The problem is that the patient will never stop clapping, he suffers from a compulsive disorder. To make him stop clapping, you need to tie his hands - disrupting his routine, and therefore causing him a great emotional distress, and pain probably. You need to be a sadist to torture him like that, only to prove that no elephants will come inside the room. This is why Giulio’s point is so morally valid. It minimizes pain, fear, and uneasiness for everyone. Can you be more utilitarian than that?

Anyway, also, from a purely theoretical standpoint, that patient is indeed unfalsifiable, as Giulio points out. There are infinite ways to make new facts compatible with his old theory about elephants, rooms, and hand clapping. He just have to add a new, ad hoc hypothesis, as all scientists have done for centuries to defend their theories.

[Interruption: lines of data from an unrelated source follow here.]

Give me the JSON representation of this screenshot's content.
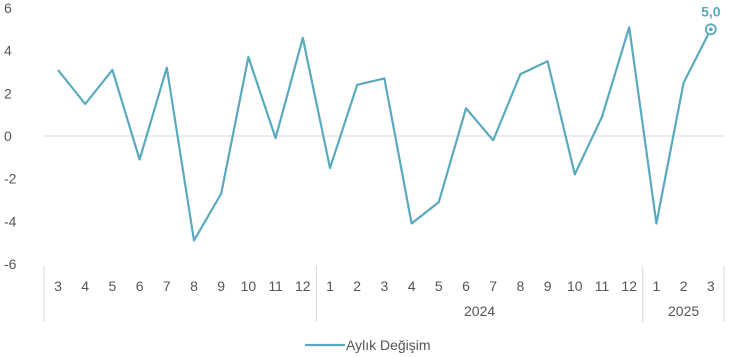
{
  "chart_data": {
    "type": "line",
    "title": "",
    "xlabel": "",
    "ylabel": "",
    "ylim": [
      -6,
      6
    ],
    "yticks": [
      "6",
      "4",
      "2",
      "0",
      "-2",
      "-4",
      "-6"
    ],
    "yticks_values": [
      6,
      4,
      2,
      0,
      -2,
      -4,
      -6
    ],
    "categories": [
      "3",
      "4",
      "5",
      "6",
      "7",
      "8",
      "9",
      "10",
      "11",
      "12",
      "1",
      "2",
      "3",
      "4",
      "5",
      "6",
      "7",
      "8",
      "9",
      "10",
      "11",
      "12",
      "1",
      "2",
      "3"
    ],
    "year_groups": [
      {
        "label": "",
        "count": 10
      },
      {
        "label": "2024",
        "count": 12
      },
      {
        "label": "2025",
        "count": 3
      }
    ],
    "series": [
      {
        "name": "Aylık Değişim",
        "color": "#5aa9be",
        "values": [
          3.1,
          1.5,
          3.1,
          -1.1,
          3.2,
          -4.9,
          -2.7,
          3.7,
          -0.1,
          4.6,
          -1.5,
          2.4,
          2.7,
          -4.1,
          -3.1,
          1.3,
          -0.2,
          2.9,
          3.5,
          -1.8,
          0.9,
          5.1,
          -4.1,
          2.5,
          5.0
        ]
      }
    ],
    "annotation": {
      "label": "5,0",
      "index": 24
    },
    "legend_position": "bottom",
    "grid": false
  }
}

That lunatic might just say that - well, it always worked in the past, as facts prove his point, now somehow things changed. He simply needs to figure out another routine to prevent elephants from entering into the room. Most likely, the new routine will involve another subject that prevents him from clapping hands.

This is why Popper warned that unfalsifiable theories are not scientific. They are logical and everything. Just they fossilize our thoughts and cannot be refuted by any possible experimental evidence. That said, some of these anti-scientific theories are fundamentally important, even for science itself. Consider, for example, the principle of uniformity behind physical laws. Highly unfalsifiable, maybe even delusional, yet absolutely fundamental for what we have today in physics books.

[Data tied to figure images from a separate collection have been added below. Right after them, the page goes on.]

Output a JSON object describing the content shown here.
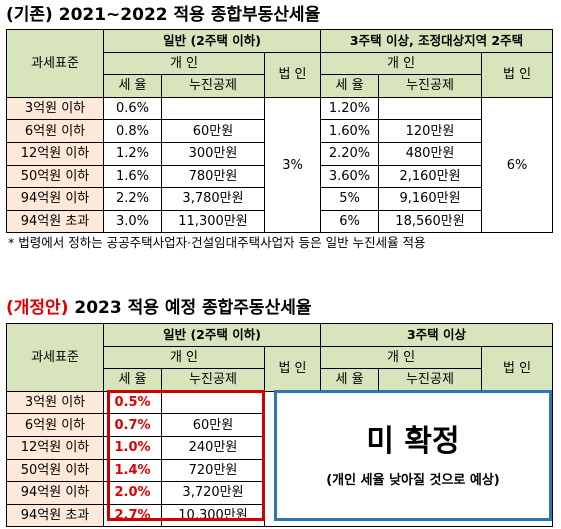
{
  "section1": {
    "title_prefix": "(기존)",
    "title_rest": " 2021~2022 적용 종합부동산세율",
    "header": {
      "category": "과세표준",
      "group_general": "일반 (2주택 이하)",
      "group_multi": "3주택 이상, 조정대상지역 2주택",
      "individual": "개 인",
      "corporate": "법 인",
      "rate": "세 율",
      "deduction": "누진공제"
    },
    "rows": [
      {
        "bracket": "3억원 이하",
        "g_rate": "0.6%",
        "g_ded": "",
        "m_rate": "1.20%",
        "m_ded": ""
      },
      {
        "bracket": "6억원 이하",
        "g_rate": "0.8%",
        "g_ded": "60만원",
        "m_rate": "1.60%",
        "m_ded": "120만원"
      },
      {
        "bracket": "12억원 이하",
        "g_rate": "1.2%",
        "g_ded": "300만원",
        "m_rate": "2.20%",
        "m_ded": "480만원"
      },
      {
        "bracket": "50억원 이하",
        "g_rate": "1.6%",
        "g_ded": "780만원",
        "m_rate": "3.60%",
        "m_ded": "2,160만원"
      },
      {
        "bracket": "94억원 이하",
        "g_rate": "2.2%",
        "g_ded": "3,780만원",
        "m_rate": "5%",
        "m_ded": "9,160만원"
      },
      {
        "bracket": "94억원 초과",
        "g_rate": "3.0%",
        "g_ded": "11,300만원",
        "m_rate": "6%",
        "m_ded": "18,560만원"
      }
    ],
    "corp_general": "3%",
    "corp_multi": "6%",
    "note": "* 법령에서 정하는 공공주택사업자·건설임대주택사업자 등은 일반 누진세율 적용"
  },
  "section2": {
    "title_prefix": "(개정안)",
    "title_rest": " 2023 적용 예정 종합주동산세율",
    "header": {
      "category": "과세표준",
      "group_general": "일반 (2주택 이하)",
      "group_multi": "3주택 이상",
      "individual": "개 인",
      "corporate": "법 인",
      "rate": "세 율",
      "deduction": "누진공제"
    },
    "rows": [
      {
        "bracket": "3억원 이하",
        "g_rate": "0.5%",
        "g_ded": ""
      },
      {
        "bracket": "6억원 이하",
        "g_rate": "0.7%",
        "g_ded": "60만원"
      },
      {
        "bracket": "12억원 이하",
        "g_rate": "1.0%",
        "g_ded": "240만원"
      },
      {
        "bracket": "50억원 이하",
        "g_rate": "1.4%",
        "g_ded": "720만원"
      },
      {
        "bracket": "94억원 이하",
        "g_rate": "2.0%",
        "g_ded": "3,720만원"
      },
      {
        "bracket": "94억원 초과",
        "g_rate": "2.7%",
        "g_ded": "10,300만원"
      }
    ],
    "undecided": "미 확정",
    "undecided_note": "(개인 세율 낮아질 것으로 예상)"
  },
  "colors": {
    "header_fill": "#d8e4bc",
    "bracket_fill": "#fde9d9",
    "highlight_red": "#e00000",
    "box_blue": "#2e75b6"
  }
}
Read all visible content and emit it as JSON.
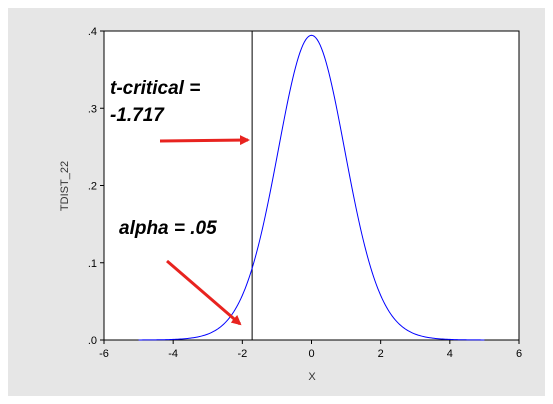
{
  "chart_data": {
    "type": "line",
    "title": "",
    "xlabel": "X",
    "ylabel": "TDIST_22",
    "xlim": [
      -6,
      6
    ],
    "ylim": [
      0,
      0.4
    ],
    "x_ticks": [
      -6,
      -4,
      -2,
      0,
      2,
      4,
      6
    ],
    "x_tick_labels": [
      "-6",
      "-4",
      "-2",
      "0",
      "2",
      "4",
      "6"
    ],
    "y_ticks": [
      0,
      0.1,
      0.2,
      0.3,
      0.4
    ],
    "y_tick_labels": [
      ".0",
      ".1",
      ".2",
      ".3",
      ".4"
    ],
    "grid": false,
    "series": [
      {
        "distribution": "student-t",
        "df": 22,
        "x_range": [
          -5,
          5
        ],
        "peak": [
          0,
          0.395
        ],
        "color": "#0000ff"
      }
    ],
    "vertical_lines": [
      {
        "x": -1.717,
        "color": "#000000"
      }
    ],
    "annotations": [
      {
        "text_lines": [
          "t-critical =",
          "-1.717"
        ],
        "arrow_color": "#e8231f"
      },
      {
        "text_lines": [
          "alpha = .05"
        ],
        "arrow_color": "#e8231f"
      }
    ],
    "colors": {
      "panel_background": "#e6e6e6",
      "plot_background": "#ffffff",
      "curve": "#0000ff",
      "arrow": "#e8231f"
    }
  }
}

This is why I do not consider Sugiyama’s beliefs particularly important. If he castrated himself because of some pathology, he might have rationalized his actions in some way, to make them appear as the logical consequence of some (more or less delusional) belief. We all do it. What matters is weather or not he is going to feel better now, and in the following years. The only factor that should matter to a compassionate fellow human being is - Sugiyama’s happiness, on the long run. Does it make any sense to care about true beliefs here, or anywhere outside a lab?





saltus in demonstrando?





@Peter
By the way, at the moment, the mainstream treatment for similar compulsive disorders does not involve reasoning indeed. Typically, the psychiatrist challenges the patient to complicated even more his routine(s). The idea is to arrive to a point when the patient himself will not be able anymore to perform his demanding rituals - and will drop them altogether. One man, for example, had always to return twice to his home, to check if he closed all windows. The doctor motivated him to check also doors, drawers, and so on. Soon, the poor man became so busy that he returned to the doctor saying that he just could not do it - and he quit (most) of those rituals.

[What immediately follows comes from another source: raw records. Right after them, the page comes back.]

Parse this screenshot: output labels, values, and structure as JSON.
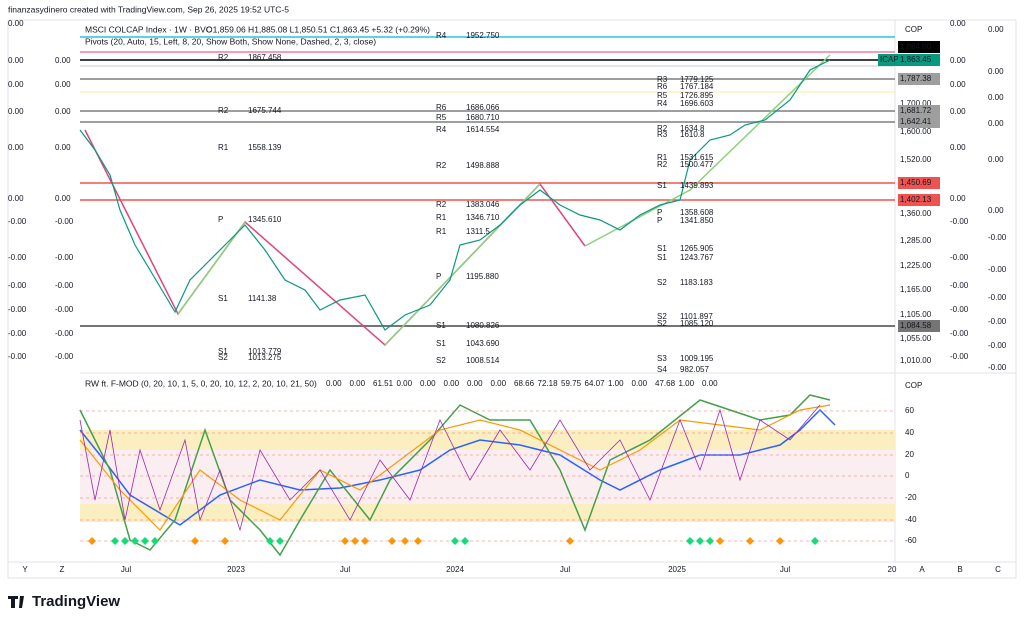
{
  "header": {
    "author": "finanzasydinero created with TradingView.com, Sep 26, 2025 19:52 UTC-5"
  },
  "legend": {
    "symbol": "MSCI COLCAP Index · 1W · BVC",
    "ohlc": "O1,859.06 H1,885.08 L1,850.51 C1,863.45 +5.32 (+0.29%)",
    "pivots": "Pivots (20, Auto, 15, Left, 8, 20, Show Both, Show None, Dashed, 2, 3, close)"
  },
  "price_axis": {
    "currency": "COP",
    "labels": [
      "1,864.00",
      "ICAP",
      "1,863.45",
      "1,787.38",
      "1,700.00",
      "1,681.72",
      "1,642.41",
      "1,600.00",
      "1,520.00",
      "1,450.69",
      "1,402.13",
      "1,360.00",
      "1,285.00",
      "1,225.00",
      "1,165.00",
      "1,105.00",
      "1,084.58",
      "1,055.00",
      "1,010.00"
    ]
  },
  "left_axis_outer": [
    "0.00",
    "0.00",
    "0.00",
    "0.00",
    "0.00",
    "0.00",
    "-0.00",
    "-0.00",
    "-0.00",
    "-0.00",
    "-0.00",
    "-0.00"
  ],
  "left_axis_inner": [
    "0.00",
    "0.00",
    "0.00",
    "0.00",
    "0.00",
    "-0.00",
    "-0.00",
    "-0.00",
    "-0.00",
    "-0.00",
    "-0.00"
  ],
  "right_axis_inner": [
    "0.00",
    "0.00",
    "0.00",
    "0.00",
    "0.00",
    "0.00",
    "-0.00",
    "-0.00",
    "-0.00",
    "-0.00",
    "-0.00",
    "-0.00"
  ],
  "right_axis_outer": [
    "0.00",
    "0.00",
    "0.00",
    "0.00",
    "0.00",
    "0.00",
    "-0.00",
    "-0.00",
    "-0.00",
    "-0.00",
    "-0.00",
    "-0.00"
  ],
  "pivots": [
    {
      "name": "R4",
      "value": "1952.750"
    },
    {
      "name": "R2",
      "value": "1867.458"
    },
    {
      "name": "R2",
      "value": "1675.744"
    },
    {
      "name": "R1",
      "value": "1558.139"
    },
    {
      "name": "R6",
      "value": "1686.066"
    },
    {
      "name": "R5",
      "value": "1680.710"
    },
    {
      "name": "R4",
      "value": "1614.554"
    },
    {
      "name": "R2",
      "value": "1498.888"
    },
    {
      "name": "R2",
      "value": "1383.046"
    },
    {
      "name": "R1",
      "value": "1346.710"
    },
    {
      "name": "R1",
      "value": "1311.5"
    },
    {
      "name": "P",
      "value": "1345.610"
    },
    {
      "name": "P",
      "value": "1195.880"
    },
    {
      "name": "S1",
      "value": "1141.38"
    },
    {
      "name": "S1",
      "value": "1080.826"
    },
    {
      "name": "S1",
      "value": "1043.690"
    },
    {
      "name": "S2",
      "value": "1008.514"
    },
    {
      "name": "S1",
      "value": "1013.779"
    },
    {
      "name": "S2",
      "value": "1013.275"
    },
    {
      "name": "R3",
      "value": "1779.125"
    },
    {
      "name": "R6",
      "value": "1767.184"
    },
    {
      "name": "R5",
      "value": "1726.895"
    },
    {
      "name": "R4",
      "value": "1696.603"
    },
    {
      "name": "R2",
      "value": "1634.8"
    },
    {
      "name": "R3",
      "value": "1610.8"
    },
    {
      "name": "R1",
      "value": "1531.615"
    },
    {
      "name": "R2",
      "value": "1500.477"
    },
    {
      "name": "S1",
      "value": "1439.893"
    },
    {
      "name": "P",
      "value": "1358.608"
    },
    {
      "name": "P",
      "value": "1341.850"
    },
    {
      "name": "S1",
      "value": "1265.905"
    },
    {
      "name": "S1",
      "value": "1243.767"
    },
    {
      "name": "S2",
      "value": "1183.183"
    },
    {
      "name": "S2",
      "value": "1101.897"
    },
    {
      "name": "S2",
      "value": "1085.120"
    },
    {
      "name": "S3",
      "value": "1009.195"
    },
    {
      "name": "S4",
      "value": "982.057"
    }
  ],
  "indicator": {
    "title": "RW ft. F-MOD (0, 20, 10, 1, 5, 0, 20, 10, 12, 2, 20, 10, 21, 50)",
    "values": [
      "0.00",
      "0.00",
      "61.51",
      "0.00",
      "0.00",
      "0.00",
      "0.00",
      "0.00",
      "68.66",
      "72.18",
      "59.75",
      "64.07",
      "1.00",
      "0.00",
      "47.68",
      "1.00",
      "0.00"
    ],
    "currency": "COP",
    "axis": [
      "60",
      "40",
      "20",
      "0",
      "-20",
      "-40",
      "-60"
    ]
  },
  "time_axis": [
    "Y",
    "Z",
    "Jul",
    "2023",
    "Jul",
    "2024",
    "Jul",
    "2025",
    "Jul",
    "20",
    "A",
    "B",
    "C"
  ],
  "footer": {
    "brand": "TradingView"
  }
}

It is important to note that - there is no cure for compulsive disorders in general. However with that strategy many cases have been almost solved. So, Peter, in case you need to count how many times you chew before swallowing, or in case you you need to check five times the alarm settings - just make things worse first, it will get better eventually smile





I’m a bit suspicious of “there is no cure”-type comments in medicine, which is indeed rife with limiting beliefs. I suspect that one can do much more with mindfulness techniques then many medical professionals, even specialists, are aware of. I’ll admit that this is essentially speculative, but somehow there must be a way to reprogram the way in which the urge is being processed by the brain. Labelling something as a “compulsive disorder” can be helpful, but not if it leads to learned helplessness.

Anyway we’re straying off topic. My main point was that what one might wish to do clinically in the case of an individual that is using an obviously false belief to justify compulsive behaviour may be of limited relevance with regard to what we should do about delusional beliefs that are circulating in wider society.